Weg-Wort vom 11. Juli 2013
Zügeln
Wir leben gerade in Kisten. Kisten so weit das Auge reicht. Manche dieser
Kisten, vor allem Bücherkisten, sind so gut angeschrieben, dass es jedes Mal
eine Überraschung ist, wenn wir sie öffnen. Wir wissen, aus welchem Zimmer
sie stammen; wir wissen, in welches Zimmer sie gehören: Aber was genau drin
ist, erfahren wir erst, wenn wir die Schatztruhe öffnen. - Weihnachten schon
im Sommer.
Zügeln: Aufbrechen und Neues wagen. Zügeln: Beziehungen und Vertrautes
zurücklassen. Zügeln: Entschlacken und entdecken, was alles wir mit uns
schleppen, ohne es wirklich zu brauchen. Zügeln: Was will und muss ich
mitnehmen an Beziehungen, an Vertrautem, dass ich lebe. Zügeln: Leer werden
und frei für neue Beziehungen, umpflanzen.
Wir haben es mit vielen Freunden und einem Zügelunternehmen geschafft und
sie haben getragen, gestemmt, abgebaut und aufgebaut. Vieles haben sie
getan, aber zu trennen, was weiter wichtig bleibt von dem, was unwichtig
geworden ist, das ist und bleibt unsere Sache.

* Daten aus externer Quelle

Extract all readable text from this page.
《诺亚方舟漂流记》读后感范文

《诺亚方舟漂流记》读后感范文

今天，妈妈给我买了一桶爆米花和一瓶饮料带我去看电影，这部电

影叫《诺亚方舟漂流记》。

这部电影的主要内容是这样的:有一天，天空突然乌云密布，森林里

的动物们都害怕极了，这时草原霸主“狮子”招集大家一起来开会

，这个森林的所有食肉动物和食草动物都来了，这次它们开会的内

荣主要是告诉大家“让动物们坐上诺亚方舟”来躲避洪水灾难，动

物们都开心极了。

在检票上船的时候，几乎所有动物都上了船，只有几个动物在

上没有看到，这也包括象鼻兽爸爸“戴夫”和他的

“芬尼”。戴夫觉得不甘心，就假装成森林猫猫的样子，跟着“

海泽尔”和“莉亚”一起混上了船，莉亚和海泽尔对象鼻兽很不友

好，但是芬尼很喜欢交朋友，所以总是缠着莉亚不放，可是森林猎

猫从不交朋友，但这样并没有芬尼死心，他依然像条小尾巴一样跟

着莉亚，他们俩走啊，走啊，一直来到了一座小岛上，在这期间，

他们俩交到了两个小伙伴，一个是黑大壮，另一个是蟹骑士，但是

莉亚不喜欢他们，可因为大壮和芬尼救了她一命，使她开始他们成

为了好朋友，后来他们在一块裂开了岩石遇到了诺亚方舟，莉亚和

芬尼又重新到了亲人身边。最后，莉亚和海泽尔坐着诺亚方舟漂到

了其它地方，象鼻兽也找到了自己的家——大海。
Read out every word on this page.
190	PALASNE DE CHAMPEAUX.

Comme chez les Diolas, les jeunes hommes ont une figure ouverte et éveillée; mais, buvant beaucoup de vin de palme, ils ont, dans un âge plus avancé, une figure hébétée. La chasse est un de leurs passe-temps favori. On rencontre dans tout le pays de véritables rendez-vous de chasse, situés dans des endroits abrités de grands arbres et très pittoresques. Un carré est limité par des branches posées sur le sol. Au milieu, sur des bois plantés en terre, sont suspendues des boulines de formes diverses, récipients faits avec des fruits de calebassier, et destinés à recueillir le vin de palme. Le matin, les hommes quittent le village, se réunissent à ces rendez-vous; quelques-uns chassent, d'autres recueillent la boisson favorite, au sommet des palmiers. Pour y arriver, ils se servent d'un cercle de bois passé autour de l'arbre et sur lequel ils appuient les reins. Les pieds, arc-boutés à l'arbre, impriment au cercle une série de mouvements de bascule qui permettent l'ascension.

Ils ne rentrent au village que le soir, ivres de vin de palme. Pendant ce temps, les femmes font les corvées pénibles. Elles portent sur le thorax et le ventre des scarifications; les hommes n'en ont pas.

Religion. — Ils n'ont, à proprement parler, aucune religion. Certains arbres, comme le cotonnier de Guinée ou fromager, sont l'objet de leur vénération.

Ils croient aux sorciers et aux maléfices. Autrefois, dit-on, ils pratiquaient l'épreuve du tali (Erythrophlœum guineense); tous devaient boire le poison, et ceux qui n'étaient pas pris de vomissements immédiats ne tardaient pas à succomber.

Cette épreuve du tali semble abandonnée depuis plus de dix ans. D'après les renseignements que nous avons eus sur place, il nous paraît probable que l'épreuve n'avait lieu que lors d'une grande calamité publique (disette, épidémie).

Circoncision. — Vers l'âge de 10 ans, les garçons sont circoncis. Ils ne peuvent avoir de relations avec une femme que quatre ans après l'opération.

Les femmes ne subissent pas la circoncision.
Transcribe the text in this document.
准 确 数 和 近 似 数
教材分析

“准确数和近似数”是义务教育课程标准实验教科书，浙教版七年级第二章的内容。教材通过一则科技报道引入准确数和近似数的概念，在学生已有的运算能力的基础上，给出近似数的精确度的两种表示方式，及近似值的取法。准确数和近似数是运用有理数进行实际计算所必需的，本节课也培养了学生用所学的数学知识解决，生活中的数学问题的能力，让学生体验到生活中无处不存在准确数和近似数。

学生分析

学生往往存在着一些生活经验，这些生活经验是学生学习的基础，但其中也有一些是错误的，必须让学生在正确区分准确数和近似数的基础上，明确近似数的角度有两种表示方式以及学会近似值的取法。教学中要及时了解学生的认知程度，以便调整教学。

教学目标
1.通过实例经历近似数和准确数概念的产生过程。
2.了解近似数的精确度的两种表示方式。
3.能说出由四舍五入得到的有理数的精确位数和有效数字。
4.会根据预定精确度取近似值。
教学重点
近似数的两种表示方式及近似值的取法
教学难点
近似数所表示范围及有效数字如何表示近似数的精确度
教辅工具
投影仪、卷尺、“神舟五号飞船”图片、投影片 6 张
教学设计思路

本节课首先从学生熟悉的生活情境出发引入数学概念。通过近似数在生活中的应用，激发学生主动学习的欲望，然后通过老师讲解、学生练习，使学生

Ich frage mich, wie Abraham es geschafft hat, ohne Zügelunternehmen.
Im ersten Testament wird vom Start dieser Züglerei völlig trocken und
emotionslos berichtet: "Und der Herr sprach zu Abram: Geh aus deinem Land
und aus deiner Verwandtschaft und aus dem Haus deines Vaters in das Land,
das ich dir zeigen werde." - Die Segensverheissung nimmt in ihrer Fülle
zwei Sätze ein. Dann geht es weiter: "Da ging Abram, wie der Herr es ihm
gesagt hatte."
Bei aller Plackerei, vor der sicher auch Abram nicht verschont blieb, liegt
in der Kürze der biblischen Erzählung etwas, das besticht. Es braucht diesen
Entscheid, diesen Ruf, diese Berufung vielleicht, aus der dann Neues
entstehen kann. "Geh", und er ging. Wann lassen wir uns herausreissen aus
unserm Alltag, um unserm Ruf zu folgen?